Chi vive, vive la propria vita. Chi legge, vive anche le vite altrui. Ma poiché una vita esiste in relazione con le altre vite, chi non legge non entra in questa relazione, e dunque non vive nemmeno la propria vita, la perde. La scrittura registra il lavoro del mondo. Chi legge libri e articoli, eredita questo lavoro, ne viene trasformato, alla fine di ogni libro o di ogni giornale è diverso da com’era all’inizio. Se qualcuno non legge libri né giornali, ignora quel lavoro, è come se il mondo lavorasse per tutti ma non per lui, l’umanità corre ma lui è fermo. La lettura permette di conoscere le civiltà altrui. Ma poiché la propria civiltà si conosce solo in relazione con le altre civiltà, chi non legge non conosce nemmeno la civiltà in cui è nato: egli è estraneo al suo tempo e alla sua gente.
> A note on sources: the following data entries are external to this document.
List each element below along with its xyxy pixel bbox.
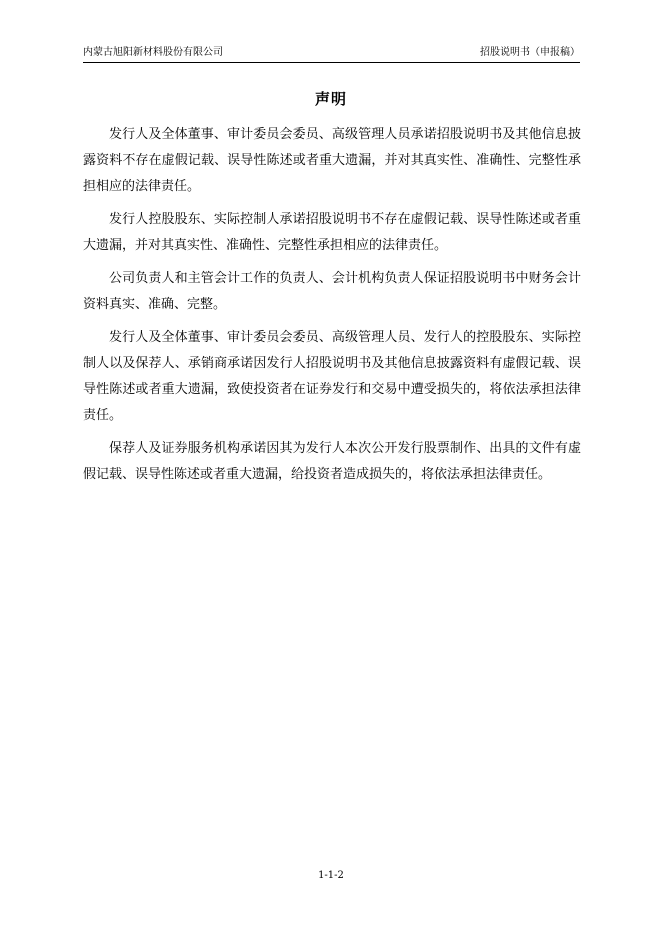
header-document-type: 招股说明书（申报稿） (480, 47, 580, 58)
paragraph-issuer-directors: 发行人及全体董事、审计委员会委员、高级管理人员承诺招股说明书及其他信息披露资料不存在虚假记载、误导性陈述或者重大遗漏，并对其真实性、准确性、完整性承担相应的法律责任。 (83, 127, 581, 194)
paragraph-accounting-heads: 公司负责人和主管会计工作的负责人、会计机构负责人保证招股说明书中财务会计资料真实、准确、完整。 (83, 271, 581, 312)
paragraph-controlling-shareholder: 发行人控股股东、实际控制人承诺招股说明书不存在虚假记载、误导性陈述或者重大遗漏，并对其真实性、准确性、完整性承担相应的法律责任。 (83, 212, 581, 253)
page-header (83, 44, 580, 63)
header-company-name: 内蒙古旭阳新材料股份有限公司 (83, 47, 223, 58)
page-title: 声明 (314, 90, 347, 108)
paragraph-liability-commitment: 发行人及全体董事、审计委员会委员、高级管理人员、发行人的控股股东、实际控制人以及保荐人、承销商承诺因发行人招股说明书及其他信息披露资料有虚假记载、误导性陈述或者重大遗漏，致使投资者在证券发行和交易中遭受损失的，将依法承担法律责任。 (83, 330, 581, 423)
page-number: 1-1-2 (318, 870, 344, 881)
statement-body (83, 122, 581, 495)
paragraph-service-institutions: 保荐人及证券服务机构承诺因其为发行人本次公开发行股票制作、出具的文件有虚假记载、误导性陈述或者重大遗漏，给投资者造成损失的，将依法承担法律责任。 (83, 441, 581, 482)
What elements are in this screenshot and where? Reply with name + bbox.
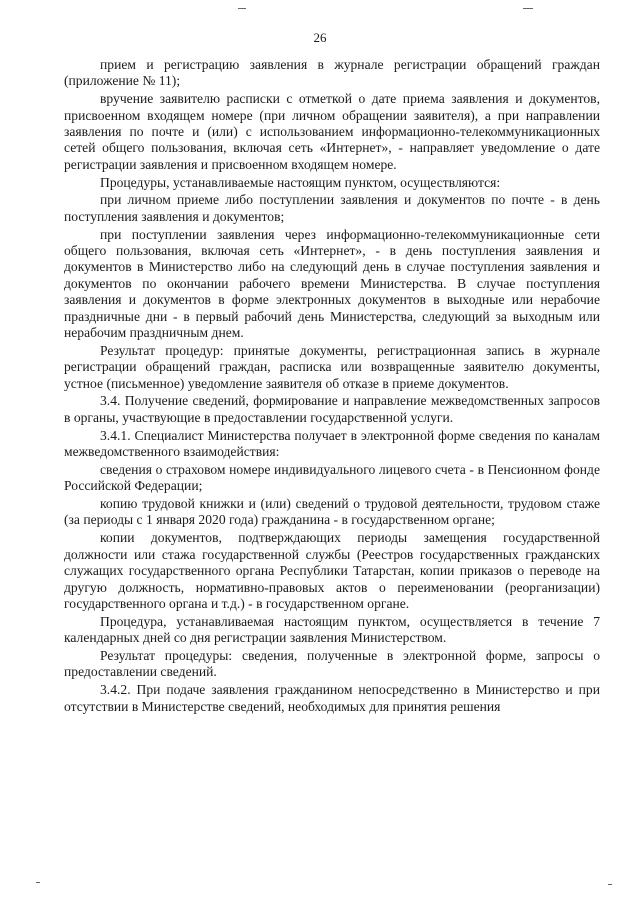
paragraph: Результат процедуры: сведения, полученные в электронной форме, запросы о предоставлении сведений. <box>64 647 600 680</box>
section-heading: 3.4. Получение сведений, формирование и направление межведомственных запросов в органы, участвующие в предоставлении государственной услуги. <box>64 393 600 425</box>
paragraph: сведения о страховом номере индивидуального лицевого счета - в Пенсионном фонде Российской Федерации; <box>64 461 600 494</box>
paragraph: при поступлении заявления через информационно-телекоммуникационные сети общего пользования, включая сеть «Интернет», - в день поступления заявления и документов в Министерство либо на следующий день в случае поступления заявления и документов по окончании рабочего времени Министерства. В случае поступления заявления и документов в форме электронных документов в выходные или нерабочие праздничные дни - в первый рабочий день Министерства, следующий за выходным или нерабочим праздничным днем. <box>64 226 600 341</box>
paragraph: копию трудовой книжки и (или) сведений о трудовой деятельности, трудовом стаже (за периоды с 1 января 2020 года) гражданина - в государственном органе; <box>64 496 600 528</box>
paragraph: Процедура, устанавливаемая настоящим пунктом, осуществляется в течение 7 календарных дней со дня регистрации заявления Министерством. <box>64 613 600 646</box>
paragraph: вручение заявителю расписки с отметкой о дате приема заявления и документов, присвоенном входящем номере (при личном обращении заявителя), а при направлении заявления по почте и (или) с использованием информационно-телекоммуникационных сетей общего пользования, включая сеть «Интернет», - направляет уведомление о дате регистрации заявления и присвоенном входящем номере. <box>64 91 600 172</box>
paragraph: Процедуры, устанавливаемые настоящим пунктом, осуществляются: <box>100 174 501 190</box>
paragraph: Результат процедур: принятые документы, регистрационная запись в журнале регистрации обращений граждан, расписка или возвращенные заявителю документы, устное (письменное) уведомление заявителя об отказе в приеме документов. <box>64 342 600 391</box>
paragraph: копии документов, подтверждающих периоды замещения государственной должности или стажа государственной службы (Реестров государственных гражданских служащих государственного органа Республики Татарстан, копии приказов о переводе на другую должность, нормативно-правовых актов о переименовании (реорганизации) государственного органа и т.д.) - в государственном органе. <box>64 530 600 611</box>
paragraph: прием и регистрацию заявления в журнале регистрации обращений граждан (приложение № 11); <box>64 57 600 89</box>
scan-mark-bottom-left <box>36 882 40 883</box>
paragraph: 3.4.2. При подаче заявления гражданином непосредственно в Министерство и при отсутствии в Министерстве сведений, необходимых для принятия решения <box>64 682 600 714</box>
scan-mark-bottom-right <box>608 884 612 885</box>
paragraph: 3.4.1. Специалист Министерства получает в электронной форме сведения по каналам межведомственного взаимодействия: <box>64 427 600 460</box>
scan-mark-top-right <box>523 8 533 9</box>
scan-mark-top-left <box>238 8 246 9</box>
page-number: 26 <box>313 30 327 45</box>
document-body <box>64 57 600 716</box>
paragraph: при личном приеме либо поступлении заявления и документов по почте - в день поступления заявления и документов; <box>64 192 600 224</box>
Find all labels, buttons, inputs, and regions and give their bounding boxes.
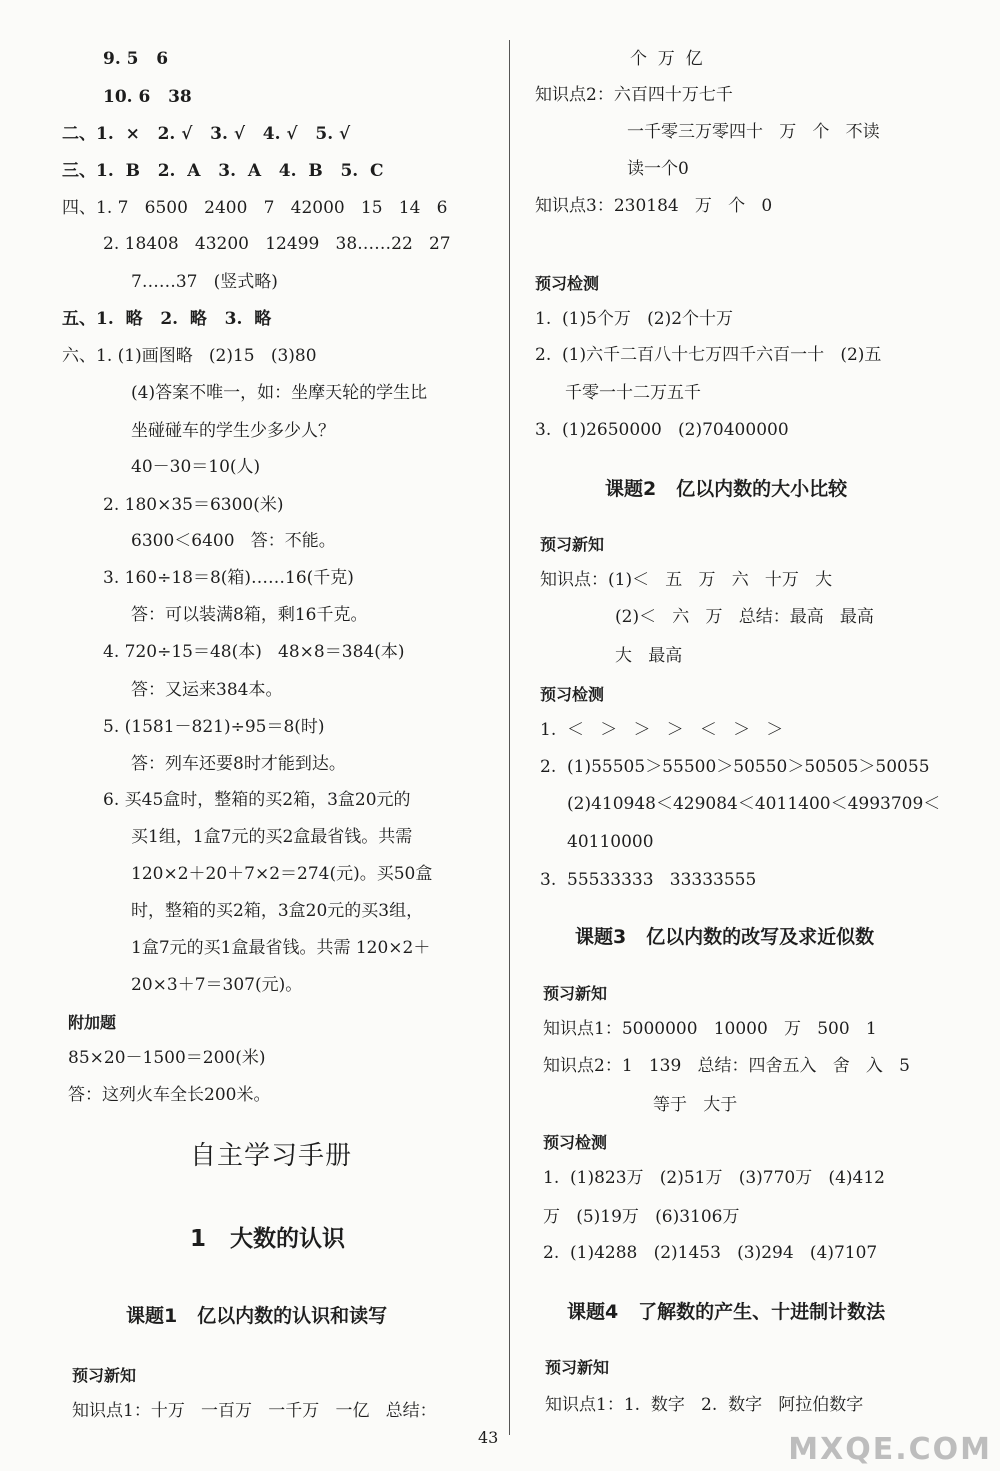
answer-line: 3. 160÷18＝8(箱)……16(千克) — [103, 568, 354, 588]
answer-line: 答：可以装满8箱，剩16千克。 — [131, 605, 368, 625]
answer-line: 二、1. × 2. √ 3. √ 4. √ 5. √ — [62, 124, 351, 144]
answer-line: 5. (1581－821)÷95＝8(时) — [103, 717, 325, 737]
lesson-title: 课题3 亿以内数的改写及求近似数 — [575, 926, 875, 948]
answer-line: 四、1. 7 6500 2400 7 42000 15 14 6 — [62, 198, 448, 218]
section-heading: 附加题 — [68, 1013, 117, 1032]
section-heading: 预习新知 — [72, 1366, 137, 1385]
section-heading: 预习新知 — [545, 1358, 610, 1377]
lesson-title: 课题2 亿以内数的大小比较 — [605, 478, 848, 500]
section-heading: 预习检测 — [540, 685, 605, 704]
answer-line: 2. (1)六千二百八十七万四千六百一十 (2)五 — [535, 345, 882, 365]
answer-line: (2)410948＜429084＜4011400＜4993709＜ — [567, 794, 941, 814]
answer-line: 4. 720÷15＝48(本) 48×8＝384(本) — [103, 642, 405, 662]
answer-line: 知识点2：1 139 总结：四舍五入 舍 入 5 — [543, 1056, 910, 1076]
answer-line: 9. 5 6 — [103, 49, 169, 69]
column-divider — [509, 40, 510, 1435]
answer-line: 40－30＝10(人) — [131, 457, 261, 477]
lesson-title: 课题1 亿以内数的认识和读写 — [126, 1305, 388, 1327]
answer-line: 五、1. 略 2. 略 3. 略 — [62, 309, 272, 329]
section-heading: 预习检测 — [535, 274, 600, 293]
answer-line: 40110000 — [567, 832, 654, 852]
answer-line: 120×2＋20＋7×2＝274(元)。买50盒 — [131, 864, 433, 884]
section-heading: 预习检测 — [543, 1133, 608, 1152]
answer-line: 千零一十二万五千 — [565, 383, 701, 403]
answer-line: (4)答案不唯一，如：坐摩天轮的学生比 — [131, 383, 428, 403]
answer-line: 1. (1)823万 (2)51万 (3)770万 (4)412 — [543, 1168, 885, 1188]
section-heading: 预习新知 — [543, 984, 608, 1003]
watermark-logo: MXQE.COM — [788, 1432, 992, 1467]
answer-line: 一千零三万零四十 万 个 不读 — [627, 122, 880, 142]
answer-line: 答：又运来384本。 — [131, 680, 283, 700]
unit-title: 1 大数的认识 — [190, 1226, 346, 1252]
answer-line: 6300＜6400 答：不能。 — [131, 531, 336, 551]
answer-line: 2. (1)4288 (2)1453 (3)294 (4)7107 — [543, 1243, 878, 1263]
answer-line: 答：列车还要8时才能到达。 — [131, 754, 346, 774]
answer-line: 三、1. B 2. A 3. A 4. B 5. C — [62, 161, 384, 181]
answer-line: 答：这列火车全长200米。 — [68, 1085, 271, 1105]
answer-line: 知识点1：1. 数字 2. 数字 阿拉伯数字 — [545, 1395, 864, 1415]
answer-line: 85×20－1500＝200(米) — [68, 1048, 266, 1068]
handbook-title: 自主学习手册 — [190, 1141, 353, 1171]
answer-line: 万 (5)19万 (6)3106万 — [543, 1207, 740, 1227]
answer-line: 知识点1：十万 一百万 一千万 一亿 总结： — [72, 1401, 437, 1421]
answer-line: 知识点1：5000000 10000 万 500 1 — [543, 1019, 877, 1039]
answer-line: 读一个0 — [627, 159, 689, 179]
answer-line: 3. (1)2650000 (2)70400000 — [535, 420, 789, 440]
lesson-title: 课题4 了解数的产生、十进制计数法 — [567, 1301, 886, 1323]
section-heading: 预习新知 — [540, 535, 605, 554]
answer-line: 等于 大于 — [653, 1095, 738, 1115]
answer-line: 时，整箱的买2箱，3盒20元的买3组， — [131, 901, 424, 921]
answer-line: 个 万 亿 — [630, 49, 703, 69]
answer-line: 大 最高 — [615, 646, 683, 666]
answer-line: 6. 买45盒时，整箱的买2箱，3盒20元的 — [103, 790, 411, 810]
answer-line: 知识点：(1)＜ 五 万 六 十万 大 — [540, 570, 833, 590]
answer-line: 1盒7元的买1盒最省钱。共需 120×2＋ — [131, 938, 431, 958]
answer-line: 1. ＜ ＞ ＞ ＞ ＜ ＞ ＞ — [540, 720, 784, 740]
answer-line: 六、1. (1)画图略 (2)15 (3)80 — [62, 346, 317, 366]
answer-line: 1. (1)5个万 (2)2个十万 — [535, 309, 734, 329]
answer-line: 知识点3：230184 万 个 0 — [535, 196, 773, 216]
answer-line: 20×3＋7＝307(元)。 — [131, 975, 303, 995]
answer-line: 2. (1)55505＞55500＞50550＞50505＞50055 — [540, 757, 930, 777]
page-number: 43 — [478, 1428, 499, 1447]
answer-line: 2. 180×35＝6300(米) — [103, 495, 284, 515]
answer-line: 10. 6 38 — [103, 87, 192, 107]
answer-line: (2)＜ 六 万 总结：最高 最高 — [615, 607, 874, 627]
answer-line: 坐碰碰车的学生少多少人？ — [131, 421, 335, 441]
answer-line: 知识点2：六百四十万七千 — [535, 85, 733, 105]
answer-line: 3. 55533333 33333555 — [540, 870, 757, 890]
answer-line: 7……37 (竖式略) — [131, 272, 278, 292]
answer-line: 2. 18408 43200 12499 38……22 27 — [103, 234, 451, 254]
answer-line: 买1组，1盒7元的买2盒最省钱。共需 — [131, 827, 413, 847]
Un popolo non può permettersi di avere individui che non leggono. E’ come avere elementi a-sociali, che frenano la storia. O individui non vaccinati, portatori di malattie. Bisogna essere vaccinati per sé e per gli altri. Perciò leggere non è soltanto un diritto, è anche un dovere. Nelle relazioni tra i popoli, la prima e più importante forma di solidarietà è dare informazioni: mai l’altro dev’essere convertito alla nostra supposta superiorità, ma sempre messo in condizioni di scegliere tra le sue informazioni e le nostre. Quando una cultura si ritiene nella fase di superiorità tale che tutte le altre culture devono apprendere da lei, per il loro bene, e lei non può apprendere da nessuna, comincia la sua decadenza.